Quando um dos assaltantes chegou à mesa dos dois, para pegar o que tinha, o outro - o que era o chefe e que meu amigo havia cumprimentado, sem nunca ter visto mais gordo - interveio e ordenou ao comparsa: "Esses aí não, esses tão liberados". Em seguida, deram no pé e nunca mais foram vistos - foi, como se vê, um assalto bem sucedido.
Penso nisso e dou risada toda vez que me lembro. E não deixo de considerar que aqueles bandidos foram gentlemans, verdadeiros cavalheiros da ordem da bandidagem, agiram como profissionais no sentido mais lato da palavra. Provavelmente o chefão deles considerou que aquele gesto com o polegar, de positivo, lhe trouxe sorte (e acho que trouxe mesmo) e que meu amigo, no fundo, era mesmo um cara simpático - e era. Quer dizer, por causa de um simples cumprimento, de um gesto civilizado, Moquinho e seu irmão foram os únicos a escapar da pilhagem, os únicos que não perderam nada. Vejam só como a distração às vezes pode ser uma grande qualidade.

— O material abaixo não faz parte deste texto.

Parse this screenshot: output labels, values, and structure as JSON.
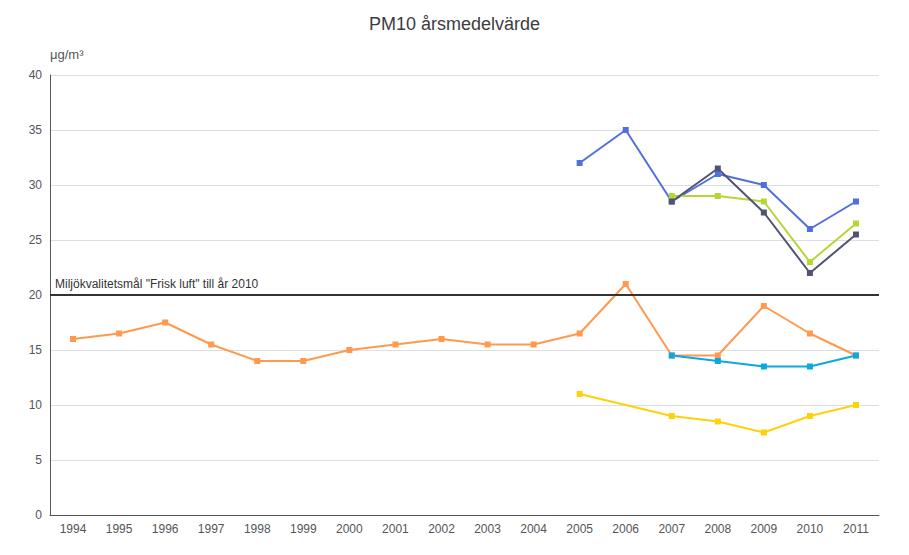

Já a direção da pizzaria, imagino, ficou com a pulga atrás da orelha em relação aos seus dois fregueses. Quem sabe lá não estavam coniventes com os assaltantes e foram ali para sacar qual era a do ambiente? Bom, o certo é que os dois irmãos nunca mais voltaram lá. A sorte dificilmente bate duas vezes à mesma porta. (Conselheiro X.)